PSA Peugeot-Citroen and BMW currently build small engines together that the French auto giant uses for a number of compact hatchbacks and urban runabouts and BMW for its Mini range. There are now reports that the two companies are considering strengthening this agreement with plans to build a greater variety of powertrains, including hybrid units for the first time.

The news comes from PSA CEO Christian Streiff, who revealed to Germany’s Suddeutsche Zeitung that talks will be taking place with a number of companies about further possible cooperation.
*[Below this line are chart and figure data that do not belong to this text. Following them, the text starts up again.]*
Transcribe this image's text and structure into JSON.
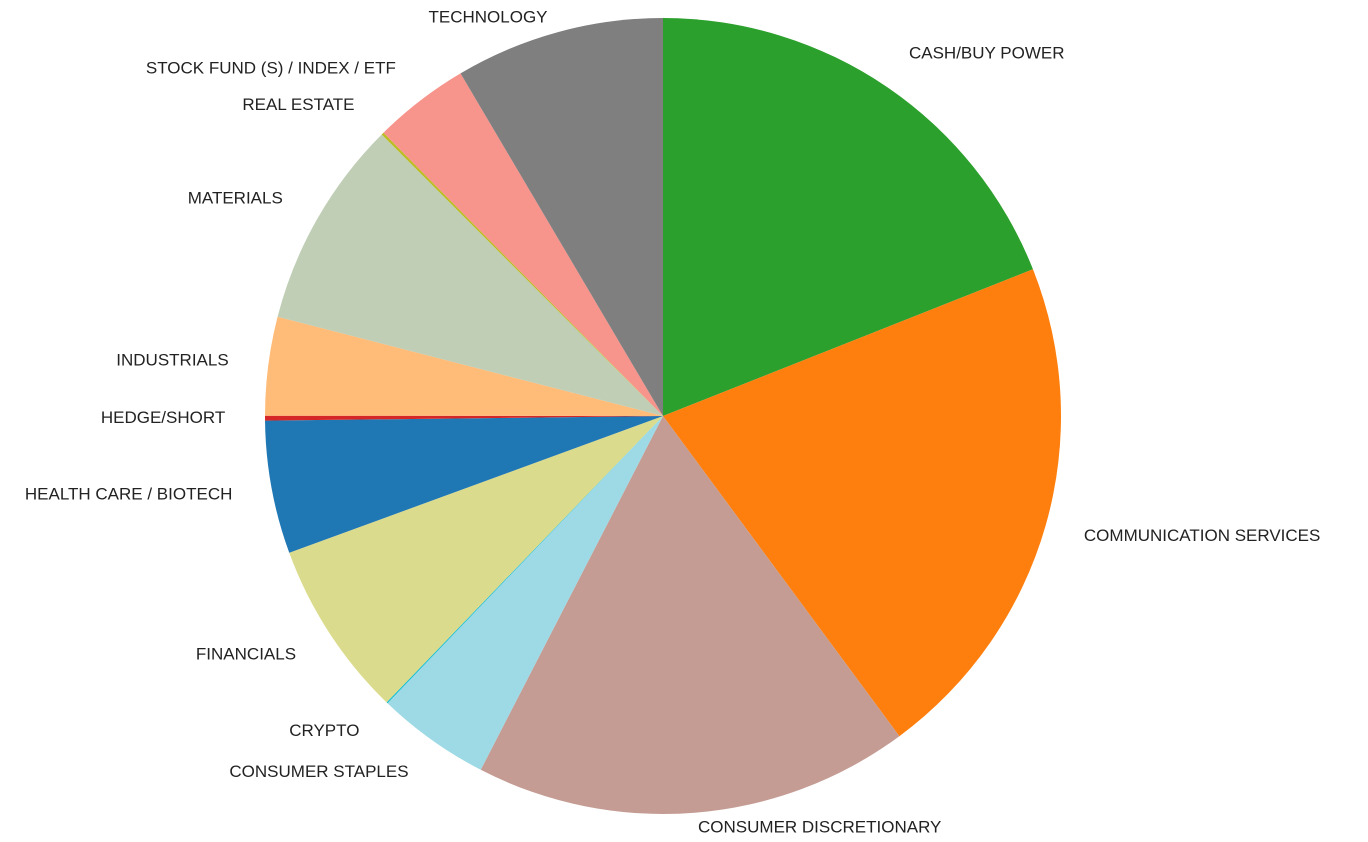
{
  "chart_data": {
    "type": "pie",
    "categories": [
      "CASH/BUY POWER",
      "COMMUNICATION SERVICES",
      "CONSUMER DISCRETIONARY",
      "CONSUMER STAPLES",
      "CRYPTO",
      "FINANCIALS",
      "HEALTH CARE / BIOTECH",
      "HEDGE/SHORT",
      "INDUSTRIALS",
      "MATERIALS",
      "REAL ESTATE",
      "STOCK FUND (S) / INDEX / ETF",
      "TECHNOLOGY"
    ],
    "values": [
      19.0,
      20.9,
      17.7,
      4.6,
      0.05,
      7.2,
      5.4,
      0.2,
      4.0,
      8.5,
      0.1,
      3.9,
      8.5
    ],
    "colors": [
      "#2ca02c",
      "#ff7f0e",
      "#c49c94",
      "#9edae5",
      "#17becf",
      "#dbdb8d",
      "#1f77b4",
      "#d62728",
      "#ffbb78",
      "#bfceb5",
      "#bcbd22",
      "#f7948b",
      "#7f7f7f"
    ]
  }
}
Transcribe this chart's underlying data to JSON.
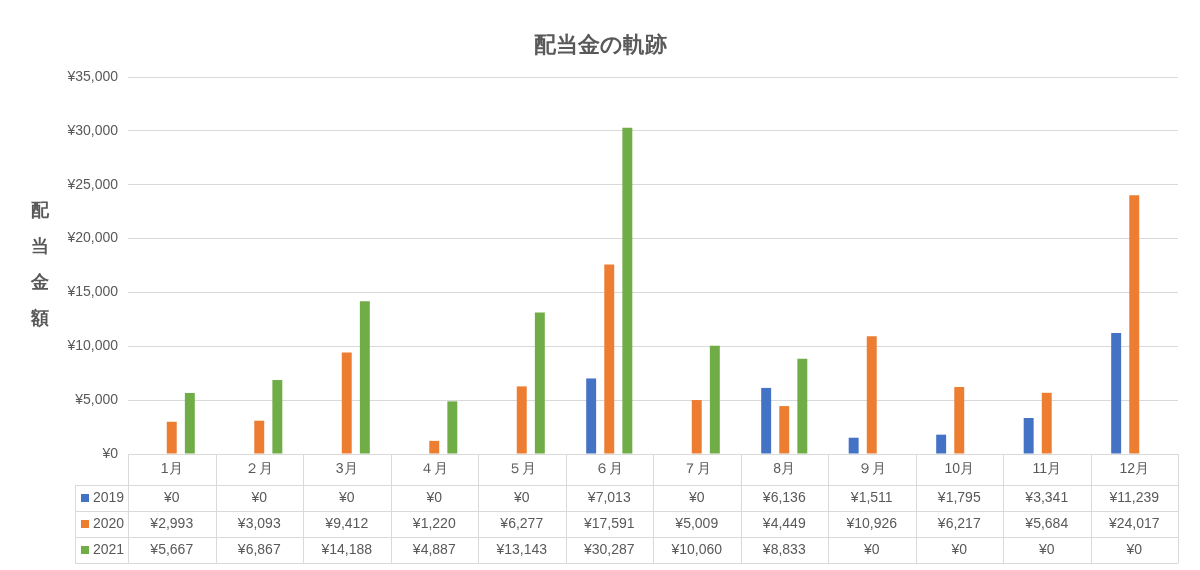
{
  "chart_data": {
    "type": "bar",
    "title": "配当金の軌跡",
    "ylabel": "配当金額",
    "categories": [
      "1月",
      "２月",
      "3月",
      "４月",
      "５月",
      "６月",
      "７月",
      "8月",
      "９月",
      "10月",
      "11月",
      "12月"
    ],
    "series": [
      {
        "name": "2019",
        "color": "#4472c4",
        "values": [
          0,
          0,
          0,
          0,
          0,
          7013,
          0,
          6136,
          1511,
          1795,
          3341,
          11239
        ],
        "value_labels": [
          "¥0",
          "¥0",
          "¥0",
          "¥0",
          "¥0",
          "¥7,013",
          "¥0",
          "¥6,136",
          "¥1,511",
          "¥1,795",
          "¥3,341",
          "¥11,239"
        ]
      },
      {
        "name": "2020",
        "color": "#ed7d31",
        "values": [
          2993,
          3093,
          9412,
          1220,
          6277,
          17591,
          5009,
          4449,
          10926,
          6217,
          5684,
          24017
        ],
        "value_labels": [
          "¥2,993",
          "¥3,093",
          "¥9,412",
          "¥1,220",
          "¥6,277",
          "¥17,591",
          "¥5,009",
          "¥4,449",
          "¥10,926",
          "¥6,217",
          "¥5,684",
          "¥24,017"
        ]
      },
      {
        "name": "2021",
        "color": "#70ad47",
        "values": [
          5667,
          6867,
          14188,
          4887,
          13143,
          30287,
          10060,
          8833,
          0,
          0,
          0,
          0
        ],
        "value_labels": [
          "¥5,667",
          "¥6,867",
          "¥14,188",
          "¥4,887",
          "¥13,143",
          "¥30,287",
          "¥10,060",
          "¥8,833",
          "¥0",
          "¥0",
          "¥0",
          "¥0"
        ]
      }
    ],
    "ylim": [
      0,
      35000
    ],
    "yticks": [
      {
        "value": 0,
        "label": "¥0"
      },
      {
        "value": 5000,
        "label": "¥5,000"
      },
      {
        "value": 10000,
        "label": "¥10,000"
      },
      {
        "value": 15000,
        "label": "¥15,000"
      },
      {
        "value": 20000,
        "label": "¥20,000"
      },
      {
        "value": 25000,
        "label": "¥25,000"
      },
      {
        "value": 30000,
        "label": "¥30,000"
      },
      {
        "value": 35000,
        "label": "¥35,000"
      }
    ],
    "grid": "y",
    "legend": "bottom"
  }
}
These companies include BMW and Ford, as well as “other partners”. PSA will then complete a study to examine the technological, production, and financial benefits of developing more engines in partnership and if given the green light will move ahead with the development of a new range of four-cylinder engines that are expected to be around 2.0L in size.

Streiff also spoke out about the current practice of 'state scrapping premiums' sweeping Europe. Under the scrapping premium plan, governments offer consumers a cash back if they purchase a new vehicle and hand over their old vehicle - usually a vehicle that is at least nine years old. Streiff sees the plan as dangerous and called for the premiums to be reduced or abolished once the market had recovered sufficiently.

BMW's examination of its relationships with other manufacturers is not being limited to PSA Peugeot-Citroen. Yesterday we reported that BMW may be in the process of swapping 7% of its shares with 7% of Daimler's shares, and there is also a previous agreement signed with Fiat Group.